Azure AD User or User & Group Sync
This document will describe how to set up user and group syncing between Azure AD and Zinc.
- Create the Zinc enterprise application in Azure - this provides connectivity to Zinc.
- Configure the user attributes - this configures mappings to work with Zinc.
- Configure the user scoping filters - this allows the customer to define which users are synchronized with Zinc.
- Optionally, to also support AD group sync, configure the group attributes and configure the group scoping filters
- Start provisioning and monitor progress.
- Any existing Zinc enterprise application must be removed. Prior to removing this application, please note any scoping filters (users and/or groups) used by the application as these will need to be transferred to the new application created below.
Create the Zinc enterprise application
Open the Azure AD dashboard at https://manage.windowsazure.com/, you should see something like this:
Select the active directory (Zinc in the example above), and select the ‘Applications’ section across the top.
Create a new application for Zinc by using the ‘Add’ button at the bottom of the page.
You will be given a few choices in the following dialog, choose ‘Add an application from the gallery’ -> choose ‘Custom’ and enter a name for the application:
When the application is created, you should see something like this:
You can ignore steps 1 and 3 - they are both related to SSO, which is not required.
Click on ‘Configure account provisioning’ in step 2.
You will need to set the provisioning endpoint and the authentication token; you will need to enter the following:
Provisioning Endpoint URL: https://api.zincit.io
Authentication Token: (Obtain this token from Zinc Engineering.)
Click the arrow in bottom-right corner of the screen to move to the next screen and test the connection. If it fails, contact Zinc Support..
If successful, move to the next screen (by clicking the arrow) where you will need to set the provisioning options:
- Make sure to disable ‘Automatically provision all accounts ...’.
- Enable both ‘Group’ and ‘User’ object types to provision.

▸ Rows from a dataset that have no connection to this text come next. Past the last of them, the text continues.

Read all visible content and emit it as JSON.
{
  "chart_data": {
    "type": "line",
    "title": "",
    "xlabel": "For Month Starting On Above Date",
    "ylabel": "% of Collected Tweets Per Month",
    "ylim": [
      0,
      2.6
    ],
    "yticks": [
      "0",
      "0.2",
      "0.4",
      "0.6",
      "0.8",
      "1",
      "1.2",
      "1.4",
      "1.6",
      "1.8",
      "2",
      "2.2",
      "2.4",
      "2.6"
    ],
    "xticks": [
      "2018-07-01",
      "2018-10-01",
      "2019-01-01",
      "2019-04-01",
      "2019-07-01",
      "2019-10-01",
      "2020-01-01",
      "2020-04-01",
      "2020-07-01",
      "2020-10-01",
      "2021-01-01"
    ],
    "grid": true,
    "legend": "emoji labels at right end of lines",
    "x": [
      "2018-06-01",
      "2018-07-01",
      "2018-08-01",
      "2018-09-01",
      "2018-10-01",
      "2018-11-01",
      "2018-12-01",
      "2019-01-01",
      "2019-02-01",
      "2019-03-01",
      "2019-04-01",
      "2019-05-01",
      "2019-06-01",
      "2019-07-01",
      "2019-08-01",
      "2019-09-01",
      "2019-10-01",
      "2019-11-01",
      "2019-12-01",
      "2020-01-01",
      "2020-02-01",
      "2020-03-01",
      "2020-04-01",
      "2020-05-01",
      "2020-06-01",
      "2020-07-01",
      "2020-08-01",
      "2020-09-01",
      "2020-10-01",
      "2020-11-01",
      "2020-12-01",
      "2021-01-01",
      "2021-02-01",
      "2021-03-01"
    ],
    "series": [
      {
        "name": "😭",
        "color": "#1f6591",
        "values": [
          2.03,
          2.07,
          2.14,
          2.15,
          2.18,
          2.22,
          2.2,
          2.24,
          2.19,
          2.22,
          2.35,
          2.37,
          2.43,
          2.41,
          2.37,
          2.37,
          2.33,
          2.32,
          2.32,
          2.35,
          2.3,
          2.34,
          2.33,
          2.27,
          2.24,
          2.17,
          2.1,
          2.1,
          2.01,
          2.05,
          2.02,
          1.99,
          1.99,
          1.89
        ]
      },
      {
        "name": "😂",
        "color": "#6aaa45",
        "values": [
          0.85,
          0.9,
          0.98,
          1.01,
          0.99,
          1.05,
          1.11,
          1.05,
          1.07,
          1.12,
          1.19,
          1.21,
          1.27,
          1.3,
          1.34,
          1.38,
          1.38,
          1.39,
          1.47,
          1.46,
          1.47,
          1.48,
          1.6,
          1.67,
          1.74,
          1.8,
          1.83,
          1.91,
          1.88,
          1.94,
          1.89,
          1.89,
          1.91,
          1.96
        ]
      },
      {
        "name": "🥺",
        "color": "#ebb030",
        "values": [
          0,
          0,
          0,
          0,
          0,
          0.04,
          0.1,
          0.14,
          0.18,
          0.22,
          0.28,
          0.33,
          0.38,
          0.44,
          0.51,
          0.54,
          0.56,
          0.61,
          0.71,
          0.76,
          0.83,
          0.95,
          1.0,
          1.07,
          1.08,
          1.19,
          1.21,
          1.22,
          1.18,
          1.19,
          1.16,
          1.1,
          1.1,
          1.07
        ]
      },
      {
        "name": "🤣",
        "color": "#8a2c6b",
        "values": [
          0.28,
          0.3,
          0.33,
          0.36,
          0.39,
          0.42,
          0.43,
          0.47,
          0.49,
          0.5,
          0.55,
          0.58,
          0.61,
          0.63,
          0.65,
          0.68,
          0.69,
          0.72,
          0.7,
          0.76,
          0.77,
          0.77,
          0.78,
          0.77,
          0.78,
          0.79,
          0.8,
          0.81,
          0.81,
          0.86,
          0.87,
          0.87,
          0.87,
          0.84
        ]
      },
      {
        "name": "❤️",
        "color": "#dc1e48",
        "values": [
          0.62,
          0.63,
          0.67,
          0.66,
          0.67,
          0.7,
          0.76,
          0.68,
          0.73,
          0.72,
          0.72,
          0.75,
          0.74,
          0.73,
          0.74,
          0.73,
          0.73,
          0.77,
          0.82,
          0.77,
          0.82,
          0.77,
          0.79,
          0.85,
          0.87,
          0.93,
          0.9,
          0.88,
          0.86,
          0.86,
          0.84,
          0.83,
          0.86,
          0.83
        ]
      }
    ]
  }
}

- It is up to the customer whether they want emails sent on failures. If yes, enable the check box and add an email address.
Click the arrow to move to the final screen of the setup. When you are on the final screen, do not start provisioning at this time -- leave that option unchecked.
At the bottom right corner of the screen, click the checkmark to create the application.
Configure user attributes
In the User section, edit the ‘Matching Rules’ by changing the ‘Target Attribute (Zinc AD Sync)’ to ‘userName’. You will need to hover over the cell to edit the value.
Make sure to apply your changes by clicking the ‘Apply Changes’ button at the bottom of the page.
Configure user filtering
- In the User section, edit the ‘Scoping Filters’ by modifying the default rule created during the setup process:
- This should be changed on a per customer basis to provide a rule that will filter their AD users to be sent to Zinc.
- NOTE: if you remove this default rule, it will result in all users being synchronized to Zinc.
- Make sure to apply your changes by clicking the ‘Apply Changes’ button at the bottom of the page.
Optionally, configure group attributes
- Navigate to ‘Attributes’ -> ‘Provisioning’.
- In the Group section, edit the ‘Attribute Mappings’ by changing the ‘externalId’ and ‘displayName’ mappings. To edit a mapping, hover over the row and click the pencil icon.
For the ‘externalId’ mapping, change the ‘Attribute’ value in the ‘Source: Azure AD’ section to ‘objectId’ and click the checkmark button in the bottom right corner of the screen.
3. For the ‘displayName’ mapping, change the ‘Attribute’ value in the ‘Source: Azure AD’ section to ‘displayName’ and click the checkmark button.
4. After the changes have been made, the mappings should look like this:
Optionally, configure group filtering
- Navigate to ‘Attributes’ -> ‘Provisioning’
- In the Group section, edit the ‘Scoping Filters’ by modifying the default rule created during the setup process:
3. This should be changed on a per customer basis to provide a rule that will filter their AD groups to be sent to Zinc.
- NOTE: if you remove this default rule, it will result in all groups being synchronized to Zinc.
- Navigate to the ‘Configure’ screen.
- Turn on account provisioning:
- Make sure to save the changes by clicking on the ‘Save’ button at the bottom of the page.
- Navigate to the ‘Dashboard’.
- It may take a few minutes for the sync to start once provisioning has started.
- The ‘integration status’ section will show the current status of the provisioning and allow you to view any errors that have occurred.